European rights court to rule on French burqa ban
STRASBOURG, France: Europe’s top rights court rules on Tuesday whether France’s controversial burqa ban is “degrading” and a breach of religious freedom in a case brought by a woman described as a “perfect French citizen.”
The 24-year-old university graduate has requested anonymity because of concern over the reaction to her lawsuit in France, where the law banning full-face veils in public spaces was approved in 2010 under former president Nicolas Sarkozy and has been fully backed by the current Socialist government.
The woman, identified only by her initials S.A.S., and her British legal team are seeking to persuade the European Court of Human Rights to categorize the French law as essentially discriminatory.
The defendant — who also has family in Britain’s second city of Birmingham — argues that the ban violates her rights to freedom of religion, expression and assembly, and is also discriminatory.

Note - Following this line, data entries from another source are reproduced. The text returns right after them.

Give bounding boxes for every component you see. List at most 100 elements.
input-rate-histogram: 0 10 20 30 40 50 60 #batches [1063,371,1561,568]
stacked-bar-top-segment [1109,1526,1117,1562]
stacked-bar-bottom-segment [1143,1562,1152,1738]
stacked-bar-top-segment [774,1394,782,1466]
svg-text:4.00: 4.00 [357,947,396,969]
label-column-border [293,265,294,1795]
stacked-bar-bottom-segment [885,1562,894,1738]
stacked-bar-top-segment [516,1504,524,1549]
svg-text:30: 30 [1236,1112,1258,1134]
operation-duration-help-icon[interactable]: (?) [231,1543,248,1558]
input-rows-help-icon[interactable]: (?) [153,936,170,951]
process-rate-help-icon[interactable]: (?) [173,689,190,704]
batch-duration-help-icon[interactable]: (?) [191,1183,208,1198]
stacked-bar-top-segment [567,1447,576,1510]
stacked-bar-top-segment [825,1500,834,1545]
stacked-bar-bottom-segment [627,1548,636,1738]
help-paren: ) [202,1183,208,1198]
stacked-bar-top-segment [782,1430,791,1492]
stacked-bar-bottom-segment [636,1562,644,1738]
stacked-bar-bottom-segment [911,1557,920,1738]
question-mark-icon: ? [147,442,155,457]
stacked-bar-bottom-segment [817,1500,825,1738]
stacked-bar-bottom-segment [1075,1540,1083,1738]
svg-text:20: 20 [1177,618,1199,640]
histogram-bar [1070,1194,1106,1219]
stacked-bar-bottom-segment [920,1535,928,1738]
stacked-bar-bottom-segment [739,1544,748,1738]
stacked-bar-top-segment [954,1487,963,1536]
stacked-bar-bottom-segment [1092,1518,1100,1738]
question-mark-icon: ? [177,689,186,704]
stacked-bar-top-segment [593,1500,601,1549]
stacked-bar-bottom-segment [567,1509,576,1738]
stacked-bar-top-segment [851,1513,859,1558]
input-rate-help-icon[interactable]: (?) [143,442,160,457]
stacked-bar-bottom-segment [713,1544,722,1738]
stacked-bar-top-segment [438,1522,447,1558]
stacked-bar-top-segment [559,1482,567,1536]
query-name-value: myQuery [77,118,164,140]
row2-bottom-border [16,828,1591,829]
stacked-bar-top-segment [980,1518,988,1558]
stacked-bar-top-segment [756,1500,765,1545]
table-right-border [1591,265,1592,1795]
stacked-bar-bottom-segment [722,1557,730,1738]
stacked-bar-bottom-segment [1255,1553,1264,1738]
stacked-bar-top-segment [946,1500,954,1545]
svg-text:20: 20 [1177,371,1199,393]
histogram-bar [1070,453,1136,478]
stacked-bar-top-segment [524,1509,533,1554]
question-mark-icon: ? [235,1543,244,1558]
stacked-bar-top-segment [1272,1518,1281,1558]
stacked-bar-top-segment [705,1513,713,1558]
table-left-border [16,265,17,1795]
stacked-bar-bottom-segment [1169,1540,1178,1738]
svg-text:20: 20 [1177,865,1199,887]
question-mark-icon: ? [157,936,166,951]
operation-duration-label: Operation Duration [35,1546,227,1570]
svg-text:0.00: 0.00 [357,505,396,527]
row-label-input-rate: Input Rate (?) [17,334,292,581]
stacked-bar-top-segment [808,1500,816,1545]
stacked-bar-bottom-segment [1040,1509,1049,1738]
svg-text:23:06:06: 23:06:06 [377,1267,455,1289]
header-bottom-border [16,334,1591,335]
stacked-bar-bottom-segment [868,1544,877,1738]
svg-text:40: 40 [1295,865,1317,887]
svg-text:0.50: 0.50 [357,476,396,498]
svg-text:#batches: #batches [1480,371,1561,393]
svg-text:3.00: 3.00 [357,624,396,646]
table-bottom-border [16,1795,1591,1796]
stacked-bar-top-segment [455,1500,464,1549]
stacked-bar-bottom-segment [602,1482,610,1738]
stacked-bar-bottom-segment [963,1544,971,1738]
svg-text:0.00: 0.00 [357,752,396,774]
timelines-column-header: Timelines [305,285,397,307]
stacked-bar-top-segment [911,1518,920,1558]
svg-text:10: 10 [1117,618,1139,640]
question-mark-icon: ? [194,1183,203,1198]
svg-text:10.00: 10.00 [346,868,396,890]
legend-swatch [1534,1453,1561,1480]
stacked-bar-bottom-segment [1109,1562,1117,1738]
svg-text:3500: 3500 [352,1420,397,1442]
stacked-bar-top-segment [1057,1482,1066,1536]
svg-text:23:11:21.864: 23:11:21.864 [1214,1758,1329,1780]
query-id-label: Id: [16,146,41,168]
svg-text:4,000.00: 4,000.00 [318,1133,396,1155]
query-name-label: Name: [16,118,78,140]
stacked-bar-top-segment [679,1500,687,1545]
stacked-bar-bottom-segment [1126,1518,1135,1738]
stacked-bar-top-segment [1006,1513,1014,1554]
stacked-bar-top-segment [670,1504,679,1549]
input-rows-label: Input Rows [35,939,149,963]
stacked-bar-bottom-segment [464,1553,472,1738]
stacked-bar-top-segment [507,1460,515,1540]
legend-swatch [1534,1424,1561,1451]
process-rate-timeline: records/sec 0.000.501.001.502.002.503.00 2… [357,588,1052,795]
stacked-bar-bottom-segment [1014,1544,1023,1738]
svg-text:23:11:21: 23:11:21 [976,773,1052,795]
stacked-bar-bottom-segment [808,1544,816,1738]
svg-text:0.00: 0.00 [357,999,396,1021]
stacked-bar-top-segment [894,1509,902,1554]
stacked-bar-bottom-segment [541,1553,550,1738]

She is a “perfect French citizen with university education,” her British lawyer Tony Muman told the European court at a hearing last year.
“She speaks of her country with passion… She is a patriot,” Muman had said.
He quoted his client as saying that being forced to take off her veil in public constituted “degrading treatment” and also was an attack on her private and family life.
In written evidence, S.A.S. — who has shunned appearances in court so far — has testified that she is not constrained to wear the burqa by any man and that she is willing to remove it whenever required for security reasons, directly addressing the French authorities’ two main arguments in favor of the ban.
Under the French law, which was officially implemented in 2011, women wearing full-face veils in public spaces can be fined up to 150 euros ($205).
Belgium and some parts of Switzerland have followed France’s lead and similar bans are being considered in Italy and The Netherlands.
Attempts to enforce the legislation have proved problematic and sometimes sparked confrontations, such as riots in the Paris suburb of Trappes last year.
The hearing comes just days after one of France’s highest courts upheld the 2008 sacking of Fatima Afif, a worker at a kindergarten in the Paris suburbs, for wanting to wear a headscarf to work.
Overt religious symbols — headscarves, Jewish skullcaps or Sikh turbans for example — are banned from French state schools, which operate on strictly secular lines.
Also on Tuesday, an appeals court in Versailles outside Paris will hear the case of the husband of a veiled woman whose violent intervention during a police ID check on his spouse earned him a three-month suspended prison sentence.
Many Muslims view France, which is officially a secular republic despite being overwhelmingly Catholic, as imposing its values on them and other religious minorities.
France has one of the biggest Muslim populations in Europe. Apart from the veil issue, there has been controversy in the past over whether schools and holiday camps should be required to provide halal food for Muslim children.